[SERVER-23392] Increase Replication Rollback (Data) Limit Created: 29/Mar/16  Updated: 08/Nov/22  Resolved: 17/Apr/18

Status: Closed
Project: Core Server
Component/s: Replication
Affects Version/s: None
Fix Version/s: None

Type: Improvement Priority: Major - P3
Reporter: Alexander Komyagin Assignee: Judah Schvimer
Resolution: Done Votes: 0
Labels: rollback-optional
Remaining Estimate: Not Specified
Time Spent: Not Specified
Original Estimate: Not Specified

Issue Links:
Documented
is documented by DOCS-11631 Replication rollback on WiredTiger do... Closed
Duplicate
is duplicated by SERVER-5929 Expand limit for rollback beyond exis... Closed
Related
related to SERVER-32358 Rollback can used unbounded memory Closed
related to SERVER-5930 rollback loop should be smarter Closed
related to SERVER-47918 Improve "replSet too much data to rol... Closed
is related to SERVER-71156 Fatal Assertion 40507 UnrecoverableRo... Closed
Sprint: Repl 2018-05-07
Participants:

 Description   

Current rollback limit is 300MB, but it's not practical for high-throughput systems that write 100's of MB per second. We should consider upping the limit or removing it completely.



 Comments   
Comment by Judah Schvimer [ 17/Apr/18 ]

Yes, the limit is in rs_rollback.cpp, so it is rollback via refetch specific.

Comment by Spencer Brody (Inactive) [ 17/Apr/18 ]

judah@mongodb.com, can you confirm that there is no rollback data size limit with Rollback to Timestamp?
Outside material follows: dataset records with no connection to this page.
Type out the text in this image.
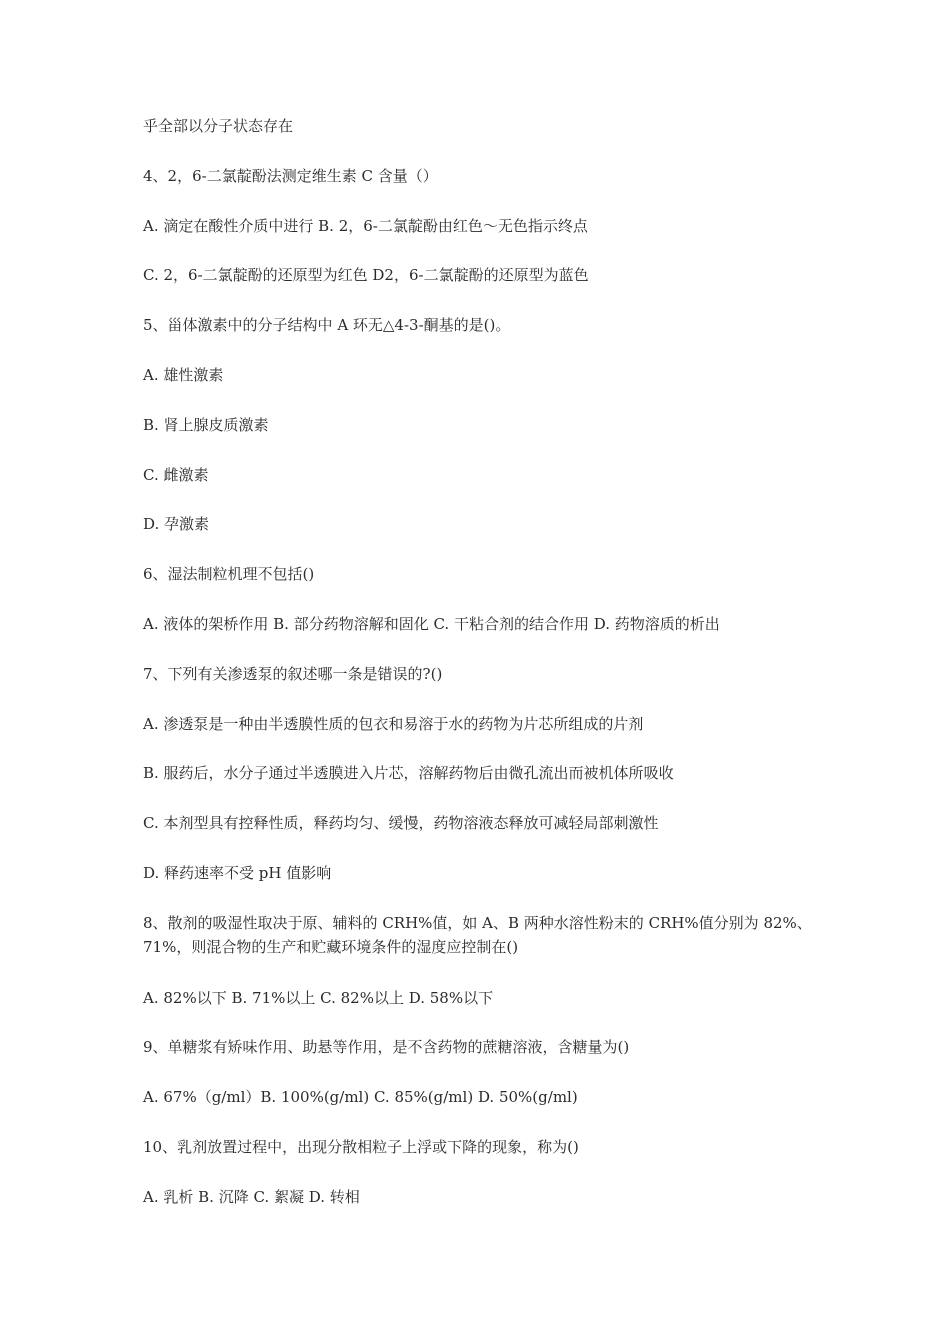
乎全部以分子状态存在
4、2，6-二氯靛酚法测定维生素 C 含量（）
A. 滴定在酸性介质中进行 B. 2，6-二氯靛酚由红色～无色指示终点
C. 2，6-二氯靛酚的还原型为红色 D2，6-二氯靛酚的还原型为蓝色
5、甾体激素中的分子结构中 A 环无△4-3-酮基的是()。
A. 雄性激素
B. 肾上腺皮质激素
C. 雌激素
D. 孕激素
6、湿法制粒机理不包括()
A. 液体的架桥作用 B. 部分药物溶解和固化 C. 干粘合剂的结合作用 D. 药物溶质的析出
7、下列有关渗透泵的叙述哪一条是错误的?()
A. 渗透泵是一种由半透膜性质的包衣和易溶于水的药物为片芯所组成的片剂
B. 服药后，水分子通过半透膜进入片芯，溶解药物后由微孔流出而被机体所吸收
C. 本剂型具有控释性质，释药均匀、缓慢，药物溶液态释放可减轻局部刺激性
D. 释药速率不受 pH 值影响
8、散剂的吸湿性取决于原、辅料的 CRH%值，如 A、B 两种水溶性粉末的 CRH%值分别为 82%、71%，则混合物的生产和贮藏环境条件的湿度应控制在()
A. 82%以下 B. 71%以上 C. 82%以上 D. 58%以下
9、单糖浆有矫味作用、助悬等作用，是不含药物的蔗糖溶液，含糖量为()
A. 67%（g/ml）B. 100%(g/ml) C. 85%(g/ml) D. 50%(g/ml)
10、乳剂放置过程中，出现分散相粒子上浮或下降的现象，称为()
A. 乳析 B. 沉降 C. 絮凝 D. 转相
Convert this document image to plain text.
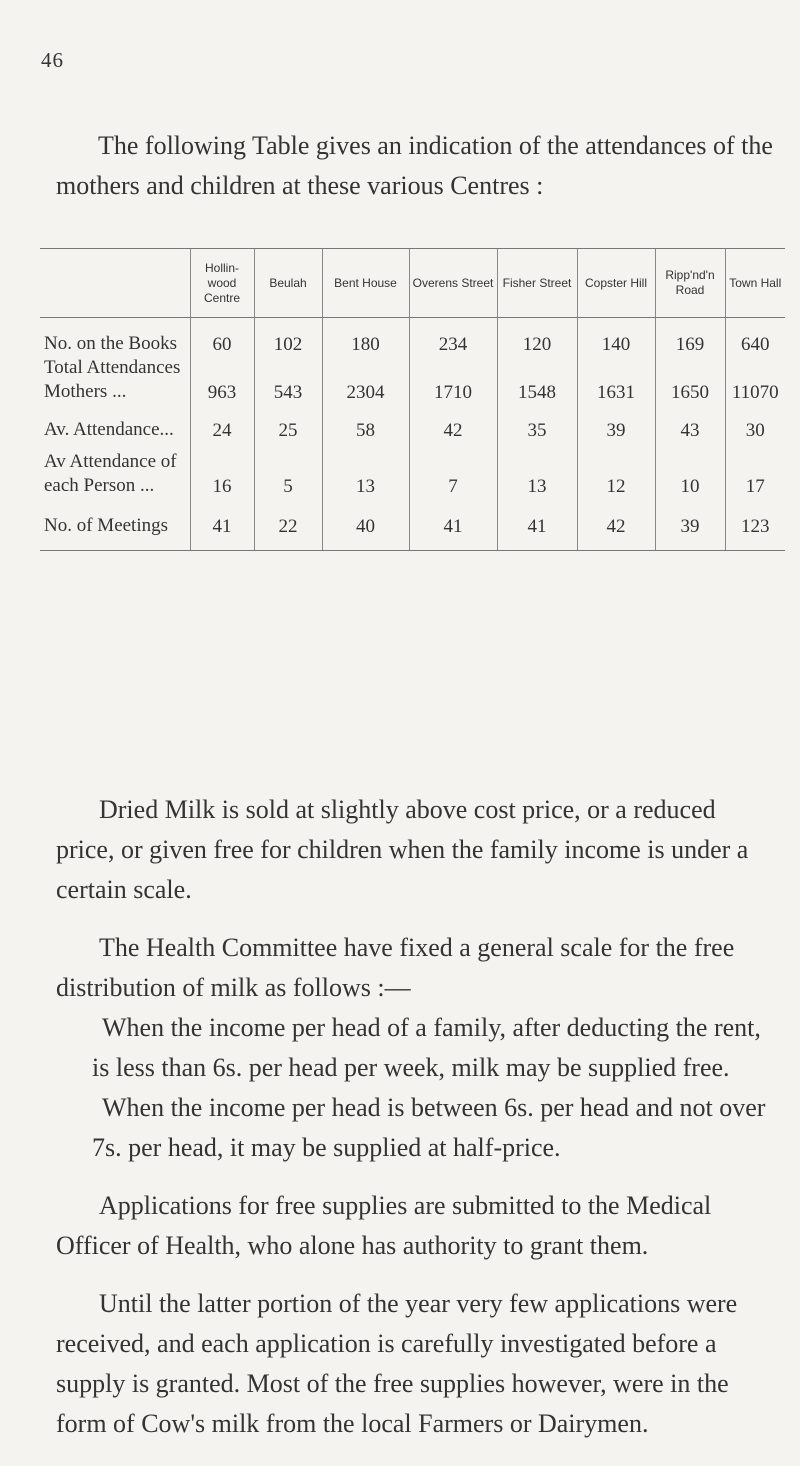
46

The following Table gives an indication of the attendances of the mothers and children at these various Centres :

	Hollin-wood Centre	Beulah	Bent House	Overens Street	Fisher Street	Copster Hill	Ripp'nd'n Road	Town Hall
No. on the Books	60	102	180	234	120	140	169	640
Total Attendances Mothers ...	963	543	2304	1710	1548	1631	1650	11070
Av. Attendance...	24	25	58	42	35	39	43	30
Av Attendance of each Person ...	16	5	13	7	13	12	10	17
No. of Meetings	41	22	40	41	41	42	39	123

Dried Milk is sold at slightly above cost price, or a reduced price, or given free for children when the family income is under a certain scale.

The Health Committee have fixed a general scale for the free distribution of milk as follows :—

When the income per head of a family, after deducting the rent, is less than 6s. per head per week, milk may be supplied free.

When the income per head is between 6s. per head and not over 7s. per head, it may be supplied at half-price.

Applications for free supplies are submitted to the Medical Officer of Health, who alone has authority to grant them.

Until the latter portion of the year very few applications were received, and each application is carefully investigated before a supply is granted. Most of the free supplies however, were in the form of Cow's milk from the local Farmers or Dairymen.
Assuming this is indeed gone from 4.0, can you resolve this ticket and file a DOCS ticket to remove references to the 300MB data size limit from the docs?
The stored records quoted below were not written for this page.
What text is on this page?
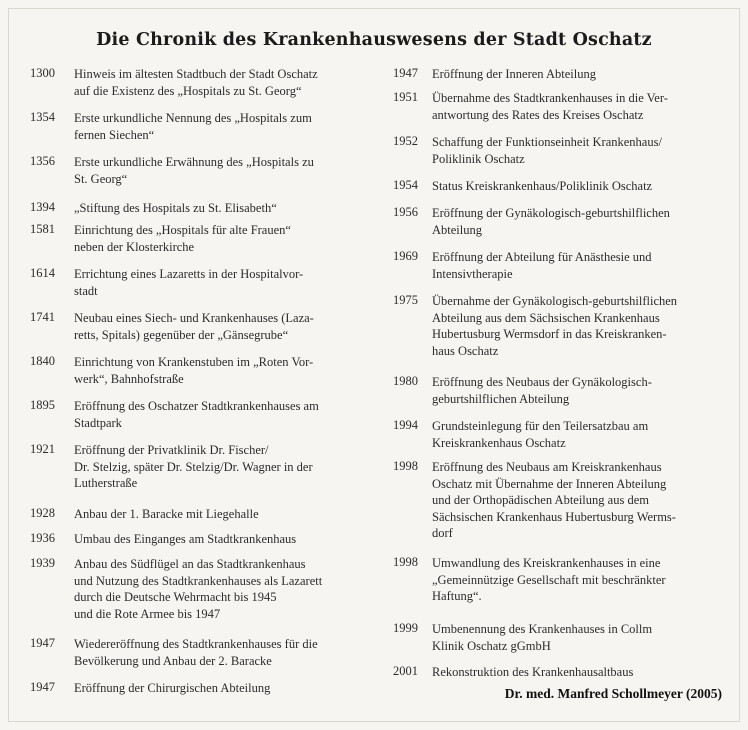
Die Chronik des Krankenhauswesens der Stadt Oschatz
1300 Hinweis im ältesten Stadtbuch der Stadt Oschatz
auf die Existenz des „Hospitals zu St. Georg“
1354 Erste urkundliche Nennung des „Hospitals zum
fernen Siechen“
1356 Erste urkundliche Erwähnung des „Hospitals zu
St. Georg“
1394 „Stiftung des Hospitals zu St. Elisabeth“
1581 Einrichtung des „Hospitals für alte Frauen“
neben der Klosterkirche
1614 Errichtung eines Lazaretts in der Hospitalvor-
stadt
1741 Neubau eines Siech- und Krankenhauses (Laza-
retts, Spitals) gegenüber der „Gänsegrube“
1840 Einrichtung von Krankenstuben im „Roten Vor-
werk“, Bahnhofstraße
1895 Eröffnung des Oschatzer Stadtkrankenhauses am
Stadtpark
1921 Eröffnung der Privatklinik Dr. Fischer/
Dr. Stelzig, später Dr. Stelzig/Dr. Wagner in der
Lutherstraße
1928 Anbau der 1. Baracke mit Liegehalle
1936 Umbau des Einganges am Stadtkrankenhaus
1939 Anbau des Südflügel an das Stadtkrankenhaus
und Nutzung des Stadtkrankenhauses als Lazarett
durch die Deutsche Wehrmacht bis 1945
und die Rote Armee bis 1947
1947 Wiedereröffnung des Stadtkrankenhauses für die
Bevölkerung und Anbau der 2. Baracke
1947 Eröffnung der Chirurgischen Abteilung
1947 Eröffnung der Inneren Abteilung
1951 Übernahme des Stadtkrankenhauses in die Ver-
antwortung des Rates des Kreises Oschatz
1952 Schaffung der Funktionseinheit Krankenhaus/
Poliklinik Oschatz
1954 Status Kreiskrankenhaus/Poliklinik Oschatz
1956 Eröffnung der Gynäkologisch-geburtshilflichen
Abteilung
1969 Eröffnung der Abteilung für Anästhesie und
Intensivtherapie
1975 Übernahme der Gynäkologisch-geburtshilflichen
Abteilung aus dem Sächsischen Krankenhaus
Hubertusburg Wermsdorf in das Kreiskranken-
haus Oschatz
1980 Eröffnung des Neubaus der Gynäkologisch-
geburtshilflichen Abteilung
1994 Grundsteinlegung für den Teilersatzbau am
Kreiskrankenhaus Oschatz
1998 Eröffnung des Neubaus am Kreiskrankenhaus
Oschatz mit Übernahme der Inneren Abteilung
und der Orthopädischen Abteilung aus dem
Sächsischen Krankenhaus Hubertusburg Werms-
dorf
1998 Umwandlung des Kreiskrankenhauses in eine
„Gemeinnützige Gesellschaft mit beschränkter
Haftung“.
1999 Umbenennung des Krankenhauses in Collm
Klinik Oschatz gGmbH
2001 Rekonstruktion des Krankenhausaltbaus
Dr. med. Manfred Schollmeyer (2005)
Comment by Scott Hernandez (Inactive) [ 06/Apr/16 ]

Given how rollback works and the fact that we buffer _ids for each roll-back document this may create an issue with increasing the limit without re-writing how it works. So, it may not be as simple as changing the constants.

Comment by Eric Milkie [ 06/Apr/16 ]

I think we should make the limits "1 TB" and "24 hours".
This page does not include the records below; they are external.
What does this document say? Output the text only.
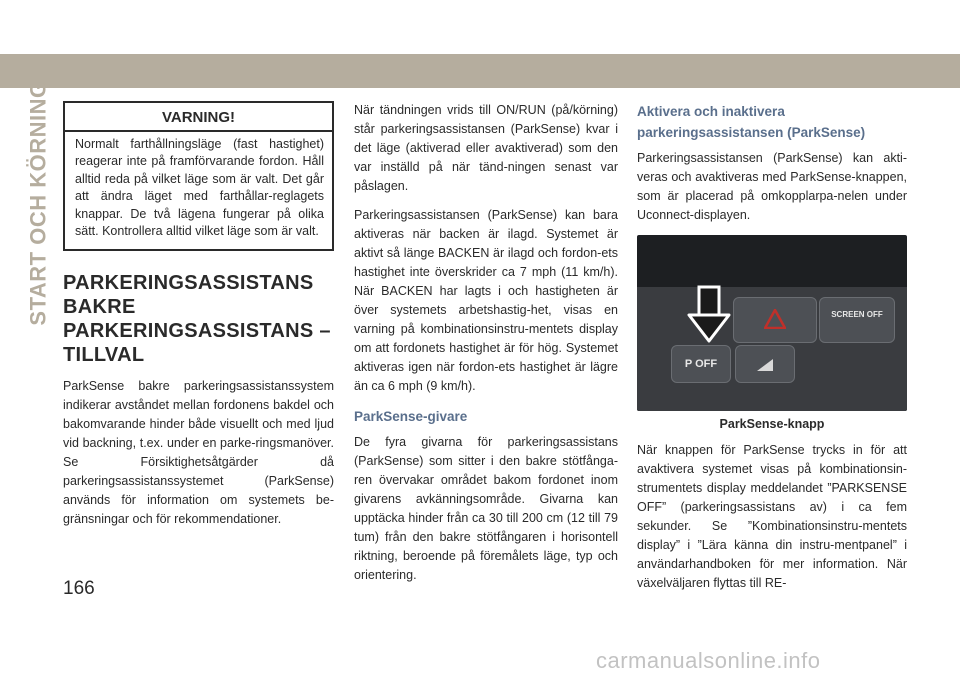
START OCH KÖRNING	VARNING!

Normalt farthållningsläge (fast hastighet) reagerar inte på framförvarande fordon. Håll alltid reda på vilket läge som är valt. Det går att ändra läget med farthållar-reglagets knappar. De två lägena fungerar på olika sätt. Kontrollera alltid vilket läge som är valt.

PARKERINGSASSISTANS BAKRE PARKERINGSASSISTANS – TILLVAL

ParkSense bakre parkeringsassistanssystem indikerar avståndet mellan fordonens bakdel och bakomvarande hinder både visuellt och med ljud vid backning, t.ex. under en parke-ringsmanöver. Se Försiktighetsåtgärder då parkeringsassistanssystemet (ParkSense) används för information om systemets be-gränsningar och för rekommendationer.

När tändningen vrids till ON/RUN (på/körning) står parkeringsassistansen (ParkSense) kvar i det läge (aktiverad eller avaktiverad) som den var inställd på när tänd-ningen senast var påslagen.

Parkeringsassistansen (ParkSense) kan bara aktiveras när backen är ilagd. Systemet är aktivt så länge BACKEN är ilagd och fordon-ets hastighet inte överskrider ca 7 mph (11 km/h). När BACKEN har lagts i och hastigheten är över systemets arbetshastig-het, visas en varning på kombinationsinstru-mentets display om att fordonets hastighet är för hög. Systemet aktiveras igen när fordon-ets hastighet är lägre än ca 6 mph (9 km/h).

ParkSense-givare

De fyra givarna för parkeringsassistans (ParkSense) som sitter i den bakre stötfånga-ren övervakar området bakom fordonet inom givarens avkänningsområde. Givarna kan upptäcka hinder från ca 30 till 200 cm (12 till 79 tum) från den bakre stötfångaren i horisontell riktning, beroende på föremålets läge, typ och orientering.

Aktivera och inaktivera parkeringsassistansen (ParkSense)

Parkeringsassistansen (ParkSense) kan akti-veras och avaktiveras med ParkSense-knappen, som är placerad på omkopplarpa-nelen under Uconnect-displayen.

SCREEN OFF
P OFF
ParkSense-knapp

När knappen för ParkSense trycks in för att avaktivera systemet visas på kombinationsin-strumentets display meddelandet ”PARKSENSE OFF” (parkeringsassistans av) i ca fem sekunder. Se ”Kombinationsinstru-mentets display” i ”Lära känna din instru-mentpanel” i användarhandboken för mer information. När växelväljaren flyttas till RE-

166
carmanualsonline.info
Comment by Daniel Pasette (Inactive) [ 29/Mar/16 ]

If there's no real "reason" for a limit other than it being a slow/expensive process, it seems to me that recovering a node via rollback is always the right choice unless it takes longer than an initial sync would. The time limit seems like it should be included in any work we do here as well. Yes, the cluster may be in a degraded state, but at least there is the possibility that it would be able to self-heal. That said, the onus shouldn't be on Alex to choose a number here.

Comment by Alexander Komyagin [ 29/Mar/16 ]

Personally, I think we should keep the time limit as a safety check [on our replication protocol logic]. However, size limit should be increased. I don't want to name a random number, but perhaps 10GB would be enough

Comment by Scott Hernandez (Inactive) [ 29/Mar/16 ]

Alex, what limit do you think would be acceptable?

Do you also want to change the time limit, which is no more than 30 minutes behind, as well?